Tofel is a graduate of Harvard College, Harvard Law School and the Harvard Kennedy School (masters in public policy).

    BRUCE BROWN

    President of the Reporters Committee for Freedom of the Press

    MA H'92

    Website


    Bruce D. Brown, president of the Reporters Committee for Freedom of the Press, joined the organization in 2012. Before that, he was a journalist and served as partner in the Washington office of Baker & Hostetler.

    He is a former lecturer at the University of Virginia Law School, where he co-directed its First Amendment Clinic, and a former adjunct faculty member in Georgetown University’s master’s program in professional studies in journalism.

    Brown has been published in The New York Times, The Wall Street Journal, The Washington Post, The Guardian, The Economist, USA Today, and The National Law Journal, among other publications.

    Prior to joining Baker & Hostetler, Brown worked as a federal court reporter for Legal Times and as a newsroom assistant to David Broder at The Washington Post.

    Brown received a J.D. from Yale Law School, a master’s in English Literature from Harvard University, where he was a Mellon Fellow in the Humanities, and a bachelor’s degree in English Literature from Stanford University.

    Admitted to practice in Washington, D.C., and Massachusetts.

      FRANCIA GARCÍA HERNÁNDEZ

      Neighborhood & Lead Immigration Reporter,

      Block Club Chicago

      InstagramLinkedInX

      Francia Garcia Hernandez is an award-winning journalist based in Chicago who hails from Mexico City, where she was born and raised. As a reporter for Block Club Chicago, she covers the city’s primarily Latino Mexican American neighborhoods of the southwest side. She is also Block Chicago’s lead immigration reporter and during Operation Midway Blitz became one of the primary reporters known to be in the crossfire of the administration’s assault on Chicago.

      DAVID MCCRAW

      Deputy General Counsel, New York Times

      HLS '89

      David McCraw serves as Senior Vice President and Deputy General Counsel of The New York Times, where he is the paper’s lead newsroom lawyer. During his 24 years at The Times, he has advised journalists on libel, national security, access to courts, and press freedom issues, playing a central role in many of the newsroom's most consequential investigations. He is the author of Truth in Our Times: Inside the Fight for Press Freedom in the Age of Alternative Facts, a first person account of the legal battles that helped shape The Times’s coverage of the changing political landscape.

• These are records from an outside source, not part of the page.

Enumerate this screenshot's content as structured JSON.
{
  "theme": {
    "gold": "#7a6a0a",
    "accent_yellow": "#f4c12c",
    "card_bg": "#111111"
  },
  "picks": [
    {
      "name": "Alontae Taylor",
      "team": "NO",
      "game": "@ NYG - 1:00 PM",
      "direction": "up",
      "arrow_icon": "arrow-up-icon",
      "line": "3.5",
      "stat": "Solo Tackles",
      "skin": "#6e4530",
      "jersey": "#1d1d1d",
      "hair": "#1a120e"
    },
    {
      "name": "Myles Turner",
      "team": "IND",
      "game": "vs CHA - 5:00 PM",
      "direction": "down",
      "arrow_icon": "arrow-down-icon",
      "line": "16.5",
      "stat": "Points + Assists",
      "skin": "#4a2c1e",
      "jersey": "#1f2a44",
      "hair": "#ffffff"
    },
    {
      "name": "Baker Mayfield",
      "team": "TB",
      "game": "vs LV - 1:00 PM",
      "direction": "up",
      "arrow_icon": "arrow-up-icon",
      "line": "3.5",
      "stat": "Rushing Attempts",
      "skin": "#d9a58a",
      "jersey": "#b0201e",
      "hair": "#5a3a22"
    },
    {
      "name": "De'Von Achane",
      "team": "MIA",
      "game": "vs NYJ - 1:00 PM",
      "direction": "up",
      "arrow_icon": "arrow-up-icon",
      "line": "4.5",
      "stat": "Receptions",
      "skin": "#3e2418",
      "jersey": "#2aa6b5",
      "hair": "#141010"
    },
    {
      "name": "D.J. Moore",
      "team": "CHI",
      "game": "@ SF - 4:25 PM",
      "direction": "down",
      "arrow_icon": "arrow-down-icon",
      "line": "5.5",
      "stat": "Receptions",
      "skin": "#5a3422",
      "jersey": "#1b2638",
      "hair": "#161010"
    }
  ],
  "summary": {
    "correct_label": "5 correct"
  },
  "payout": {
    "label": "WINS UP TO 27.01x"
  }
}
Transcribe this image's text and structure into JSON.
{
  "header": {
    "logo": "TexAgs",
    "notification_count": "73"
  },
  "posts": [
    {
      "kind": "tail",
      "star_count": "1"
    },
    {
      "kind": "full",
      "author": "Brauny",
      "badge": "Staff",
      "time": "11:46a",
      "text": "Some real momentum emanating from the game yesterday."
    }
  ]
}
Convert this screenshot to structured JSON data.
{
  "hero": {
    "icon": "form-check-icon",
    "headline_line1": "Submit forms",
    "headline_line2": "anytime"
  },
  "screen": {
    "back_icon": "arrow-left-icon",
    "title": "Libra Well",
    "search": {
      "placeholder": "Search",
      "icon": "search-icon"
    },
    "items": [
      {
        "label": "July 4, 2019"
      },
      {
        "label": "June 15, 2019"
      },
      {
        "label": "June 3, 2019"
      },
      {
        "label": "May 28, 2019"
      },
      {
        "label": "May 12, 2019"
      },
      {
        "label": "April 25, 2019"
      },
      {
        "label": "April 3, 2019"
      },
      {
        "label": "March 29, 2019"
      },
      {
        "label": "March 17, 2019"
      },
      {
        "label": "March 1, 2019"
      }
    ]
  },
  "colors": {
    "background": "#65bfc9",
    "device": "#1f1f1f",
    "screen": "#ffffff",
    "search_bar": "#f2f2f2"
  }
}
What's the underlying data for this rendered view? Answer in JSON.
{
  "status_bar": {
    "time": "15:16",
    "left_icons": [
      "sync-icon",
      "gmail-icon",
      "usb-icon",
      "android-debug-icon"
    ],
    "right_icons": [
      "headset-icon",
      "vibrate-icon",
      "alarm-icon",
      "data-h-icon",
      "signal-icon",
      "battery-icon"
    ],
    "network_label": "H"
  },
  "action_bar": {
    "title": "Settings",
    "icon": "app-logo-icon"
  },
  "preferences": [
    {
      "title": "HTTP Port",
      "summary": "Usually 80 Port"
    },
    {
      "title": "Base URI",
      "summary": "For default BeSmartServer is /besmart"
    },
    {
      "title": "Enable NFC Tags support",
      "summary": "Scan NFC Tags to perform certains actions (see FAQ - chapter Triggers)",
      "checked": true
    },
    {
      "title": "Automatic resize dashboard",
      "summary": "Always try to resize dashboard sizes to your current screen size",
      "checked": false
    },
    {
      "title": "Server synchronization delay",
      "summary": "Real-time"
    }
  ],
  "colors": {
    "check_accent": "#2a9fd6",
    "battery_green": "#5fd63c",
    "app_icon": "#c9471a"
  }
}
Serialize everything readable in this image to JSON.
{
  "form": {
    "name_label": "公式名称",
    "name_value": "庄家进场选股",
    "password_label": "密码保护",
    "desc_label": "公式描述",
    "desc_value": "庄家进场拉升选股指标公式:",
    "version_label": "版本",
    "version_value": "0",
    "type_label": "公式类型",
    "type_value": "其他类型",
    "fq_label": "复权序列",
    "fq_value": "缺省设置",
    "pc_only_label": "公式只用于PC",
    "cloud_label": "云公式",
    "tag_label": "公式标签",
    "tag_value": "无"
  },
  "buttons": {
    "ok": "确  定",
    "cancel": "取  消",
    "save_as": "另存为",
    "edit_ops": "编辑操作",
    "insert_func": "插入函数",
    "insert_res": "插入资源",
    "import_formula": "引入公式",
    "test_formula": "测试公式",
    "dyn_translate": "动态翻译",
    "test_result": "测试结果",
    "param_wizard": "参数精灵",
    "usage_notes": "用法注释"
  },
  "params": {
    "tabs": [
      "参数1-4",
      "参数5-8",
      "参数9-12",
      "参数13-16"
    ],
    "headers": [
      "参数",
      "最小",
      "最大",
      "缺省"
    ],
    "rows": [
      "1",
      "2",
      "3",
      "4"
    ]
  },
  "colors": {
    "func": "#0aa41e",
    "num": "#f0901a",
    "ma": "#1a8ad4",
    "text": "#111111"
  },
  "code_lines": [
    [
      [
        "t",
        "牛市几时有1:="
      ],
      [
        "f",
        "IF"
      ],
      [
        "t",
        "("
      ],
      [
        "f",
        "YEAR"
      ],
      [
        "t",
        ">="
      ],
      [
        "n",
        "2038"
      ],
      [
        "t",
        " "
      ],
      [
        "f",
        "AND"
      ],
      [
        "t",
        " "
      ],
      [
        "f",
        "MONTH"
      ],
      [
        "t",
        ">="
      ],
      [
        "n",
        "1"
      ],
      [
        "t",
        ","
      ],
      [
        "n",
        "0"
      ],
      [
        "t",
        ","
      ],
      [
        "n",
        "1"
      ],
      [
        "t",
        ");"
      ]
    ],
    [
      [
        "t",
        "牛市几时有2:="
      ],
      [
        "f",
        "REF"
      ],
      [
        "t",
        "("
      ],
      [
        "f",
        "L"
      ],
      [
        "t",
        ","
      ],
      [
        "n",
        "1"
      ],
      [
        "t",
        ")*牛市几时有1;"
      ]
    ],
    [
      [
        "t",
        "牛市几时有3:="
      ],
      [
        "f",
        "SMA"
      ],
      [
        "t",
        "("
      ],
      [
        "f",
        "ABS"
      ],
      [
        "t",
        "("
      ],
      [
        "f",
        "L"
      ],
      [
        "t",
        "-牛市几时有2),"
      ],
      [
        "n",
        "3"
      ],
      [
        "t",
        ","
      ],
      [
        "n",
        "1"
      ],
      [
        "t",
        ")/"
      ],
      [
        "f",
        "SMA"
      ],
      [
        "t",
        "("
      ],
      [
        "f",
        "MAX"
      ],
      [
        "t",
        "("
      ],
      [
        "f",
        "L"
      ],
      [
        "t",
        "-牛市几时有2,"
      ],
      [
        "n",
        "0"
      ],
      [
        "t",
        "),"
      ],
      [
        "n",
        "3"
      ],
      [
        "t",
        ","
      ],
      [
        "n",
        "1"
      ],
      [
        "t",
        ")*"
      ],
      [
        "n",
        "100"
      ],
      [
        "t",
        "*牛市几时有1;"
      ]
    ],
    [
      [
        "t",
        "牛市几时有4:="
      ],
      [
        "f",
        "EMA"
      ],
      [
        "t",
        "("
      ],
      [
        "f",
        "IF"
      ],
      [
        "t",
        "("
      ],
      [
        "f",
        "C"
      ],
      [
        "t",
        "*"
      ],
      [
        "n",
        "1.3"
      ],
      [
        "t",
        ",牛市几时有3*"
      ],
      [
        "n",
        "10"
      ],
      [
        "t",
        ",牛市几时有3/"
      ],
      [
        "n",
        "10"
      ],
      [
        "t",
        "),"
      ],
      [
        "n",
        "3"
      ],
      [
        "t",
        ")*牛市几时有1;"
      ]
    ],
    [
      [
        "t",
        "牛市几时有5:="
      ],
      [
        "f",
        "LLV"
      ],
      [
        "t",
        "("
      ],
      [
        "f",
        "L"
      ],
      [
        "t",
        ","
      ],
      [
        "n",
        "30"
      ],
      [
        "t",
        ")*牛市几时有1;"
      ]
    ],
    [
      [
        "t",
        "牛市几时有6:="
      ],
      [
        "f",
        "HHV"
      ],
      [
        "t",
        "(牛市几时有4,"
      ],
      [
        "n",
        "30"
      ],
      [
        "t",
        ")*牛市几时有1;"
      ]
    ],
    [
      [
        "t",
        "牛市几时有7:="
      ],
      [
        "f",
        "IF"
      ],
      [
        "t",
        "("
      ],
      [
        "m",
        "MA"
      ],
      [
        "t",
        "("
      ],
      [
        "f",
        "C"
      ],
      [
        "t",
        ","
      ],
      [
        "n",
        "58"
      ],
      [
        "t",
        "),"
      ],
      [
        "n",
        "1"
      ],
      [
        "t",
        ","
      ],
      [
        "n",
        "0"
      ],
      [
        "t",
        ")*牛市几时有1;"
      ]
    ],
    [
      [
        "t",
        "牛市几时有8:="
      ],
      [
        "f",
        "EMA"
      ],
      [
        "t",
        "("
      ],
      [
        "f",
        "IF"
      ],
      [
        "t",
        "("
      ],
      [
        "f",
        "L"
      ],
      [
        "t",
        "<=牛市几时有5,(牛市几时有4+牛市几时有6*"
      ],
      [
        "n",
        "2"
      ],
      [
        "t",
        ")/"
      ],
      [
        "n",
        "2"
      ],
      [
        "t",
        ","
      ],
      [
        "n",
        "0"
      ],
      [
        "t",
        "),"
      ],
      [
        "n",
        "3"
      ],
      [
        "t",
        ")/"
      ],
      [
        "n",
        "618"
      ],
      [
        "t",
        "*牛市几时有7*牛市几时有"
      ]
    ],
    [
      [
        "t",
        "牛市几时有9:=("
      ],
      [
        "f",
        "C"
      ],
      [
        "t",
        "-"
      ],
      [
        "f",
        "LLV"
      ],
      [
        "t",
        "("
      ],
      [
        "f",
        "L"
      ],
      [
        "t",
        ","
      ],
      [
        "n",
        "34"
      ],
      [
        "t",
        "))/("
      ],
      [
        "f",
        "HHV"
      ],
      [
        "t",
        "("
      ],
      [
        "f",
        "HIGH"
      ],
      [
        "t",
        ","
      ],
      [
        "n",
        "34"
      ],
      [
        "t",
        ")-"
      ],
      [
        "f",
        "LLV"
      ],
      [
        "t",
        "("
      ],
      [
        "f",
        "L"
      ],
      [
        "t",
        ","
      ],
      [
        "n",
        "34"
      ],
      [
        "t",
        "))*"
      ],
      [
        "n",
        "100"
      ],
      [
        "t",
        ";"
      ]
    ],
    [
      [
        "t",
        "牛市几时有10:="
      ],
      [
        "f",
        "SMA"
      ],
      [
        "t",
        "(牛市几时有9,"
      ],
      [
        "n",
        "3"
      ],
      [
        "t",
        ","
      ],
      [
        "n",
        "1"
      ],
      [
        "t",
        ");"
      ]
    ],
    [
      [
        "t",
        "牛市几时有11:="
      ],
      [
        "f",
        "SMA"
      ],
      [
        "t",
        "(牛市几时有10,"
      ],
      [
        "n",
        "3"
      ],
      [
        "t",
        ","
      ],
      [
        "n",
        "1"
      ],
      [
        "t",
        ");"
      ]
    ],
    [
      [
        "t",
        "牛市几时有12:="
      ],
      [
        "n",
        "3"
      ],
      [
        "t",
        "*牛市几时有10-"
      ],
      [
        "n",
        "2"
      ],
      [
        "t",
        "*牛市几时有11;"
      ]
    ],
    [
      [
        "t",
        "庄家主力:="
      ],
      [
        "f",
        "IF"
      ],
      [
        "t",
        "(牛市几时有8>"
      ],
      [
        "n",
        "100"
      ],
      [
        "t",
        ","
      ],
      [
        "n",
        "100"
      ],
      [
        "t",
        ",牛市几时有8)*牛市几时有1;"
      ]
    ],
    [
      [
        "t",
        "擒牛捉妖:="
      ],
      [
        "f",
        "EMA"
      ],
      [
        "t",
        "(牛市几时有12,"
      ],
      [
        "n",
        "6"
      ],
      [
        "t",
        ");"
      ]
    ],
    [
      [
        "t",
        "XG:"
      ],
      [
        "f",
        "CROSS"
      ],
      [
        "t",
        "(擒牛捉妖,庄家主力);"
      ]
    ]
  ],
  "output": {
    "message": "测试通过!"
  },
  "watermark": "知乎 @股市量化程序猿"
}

      David is one of the nation’s most prolific litigators of Freedom of Information Act cases, having been the lead attorney on dozens of federal lawsuits seeking information on everything from lethal drone strikes away from the field of battle to Jeffrey Epstein's final days in prison. In addition, David oversees international security for Times journalists working in high risk environments and has served as crisis response manager when journalists have been detained or kidnapped abroad. In 2025, the Committee to Protect Journalism presented him with the Gwen Ifill Press Freedom Award for his work on international press freedom.

      David teaches press law at Harvard Law School. He is a graduate of the University of Illinois, Cornell University, and Albany Law School.